Heart Health – What Is A Left-Sided Chest Pain?

April 30, 2012 · Posted in Health 

Angina pectoris is a chest pain which originated from the heart. This condition occurs when the heart did not receive enough oxygenated blood because the blood vessels may be partially blocked due to blood clots and hardened arteries. This condition is usually due to cholesterol and fatty build-ups in the blood vessels of the coronary arteries. If the pain is predictable and can be triggered by different levels of exertion, it is considered as stable angina. However, if it becomes unpredictable and occurs even at rest, this is considered as unstable angina. Unstable angina is life threatening condition and considered as a medical emergency. There is a 3rd type of angina called variant angina. It is caused by spasms in the blood vessels. These 2 types can occur in different circumstances and they also share common signs and symptoms. Here is a list of the primary symptoms of angina pectoris:

1. A feeling of pressure and pain around the chest.

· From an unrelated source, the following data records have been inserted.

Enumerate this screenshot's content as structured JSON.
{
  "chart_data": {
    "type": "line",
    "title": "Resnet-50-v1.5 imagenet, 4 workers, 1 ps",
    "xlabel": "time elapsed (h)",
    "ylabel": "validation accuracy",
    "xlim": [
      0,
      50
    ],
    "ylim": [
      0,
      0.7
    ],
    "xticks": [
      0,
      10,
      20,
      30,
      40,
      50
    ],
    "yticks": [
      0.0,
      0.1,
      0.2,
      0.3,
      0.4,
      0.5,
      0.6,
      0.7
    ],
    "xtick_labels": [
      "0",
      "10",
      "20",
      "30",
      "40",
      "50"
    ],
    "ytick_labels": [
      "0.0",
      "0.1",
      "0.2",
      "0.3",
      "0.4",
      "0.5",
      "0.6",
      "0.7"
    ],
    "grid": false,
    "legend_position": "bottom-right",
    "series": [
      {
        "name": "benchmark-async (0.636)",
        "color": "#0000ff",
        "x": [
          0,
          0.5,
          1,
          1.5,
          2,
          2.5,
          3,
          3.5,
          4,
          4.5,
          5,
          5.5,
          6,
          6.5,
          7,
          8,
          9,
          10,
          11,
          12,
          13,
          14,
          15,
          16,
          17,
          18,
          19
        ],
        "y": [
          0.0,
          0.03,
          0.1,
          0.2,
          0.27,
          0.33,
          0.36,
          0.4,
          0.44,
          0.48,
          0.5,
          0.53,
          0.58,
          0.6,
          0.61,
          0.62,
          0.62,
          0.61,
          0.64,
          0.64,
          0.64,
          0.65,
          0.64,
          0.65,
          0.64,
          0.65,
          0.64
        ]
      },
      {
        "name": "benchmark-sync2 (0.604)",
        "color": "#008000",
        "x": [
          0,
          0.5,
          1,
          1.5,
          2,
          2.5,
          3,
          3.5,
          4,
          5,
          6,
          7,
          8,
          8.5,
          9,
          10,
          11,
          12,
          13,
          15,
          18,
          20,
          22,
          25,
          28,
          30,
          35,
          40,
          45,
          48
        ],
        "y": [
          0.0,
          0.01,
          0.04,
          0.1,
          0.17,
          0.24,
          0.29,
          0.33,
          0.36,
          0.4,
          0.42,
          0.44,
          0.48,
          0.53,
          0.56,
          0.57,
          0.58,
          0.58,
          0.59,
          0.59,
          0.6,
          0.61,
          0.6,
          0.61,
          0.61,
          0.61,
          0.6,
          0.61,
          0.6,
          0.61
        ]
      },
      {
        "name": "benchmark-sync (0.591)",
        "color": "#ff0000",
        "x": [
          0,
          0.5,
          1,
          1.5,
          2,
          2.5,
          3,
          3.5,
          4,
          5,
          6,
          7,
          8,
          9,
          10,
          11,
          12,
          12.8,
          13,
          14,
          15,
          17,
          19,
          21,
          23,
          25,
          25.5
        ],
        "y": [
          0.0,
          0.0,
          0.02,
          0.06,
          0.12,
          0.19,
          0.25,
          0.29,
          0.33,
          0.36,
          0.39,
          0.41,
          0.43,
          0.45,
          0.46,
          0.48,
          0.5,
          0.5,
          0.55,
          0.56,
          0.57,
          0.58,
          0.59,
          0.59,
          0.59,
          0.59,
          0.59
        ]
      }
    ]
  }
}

This can be one of the most common symptom of angina pectoris. Only 1 or each of them can be felt in the chest region, and can radiate into the left shoulders, left arm and jaw. The discomfort can be described as a sensation of pressure or something heavy or perhaps a squeezing feeling within the chest. Chest pains and pressure are far more likely to be felt by men than women.

2. Shortness of breath or “dyspnea”

Shortness of breath is medically termed as “dyspnea”. In stable angina, shortness of breath may be triggered during activity and will subside when the person is at rest or with the use of drugs like a nitroglycerin (frequently prescribed to patients experiencing angina pectoris). Nonetheless, in unstable angina, shortness of breath can occur even the individual is at minimal activity or at rest. This symptom can occur more likely to diabetics and elderly individuals.

3. Lightheadedness, anxiety and gastrointestinal problems.

These atypical symptoms happen much more most likely in women than in men. One considerable symptom can be a panic feeling or a sense of an impending doom. Gastrointestinal issues like vomiting and nausea are also regarded as atypical symptoms of angina pectoris. Other symptoms are lightheadedness, dizziness and fainting.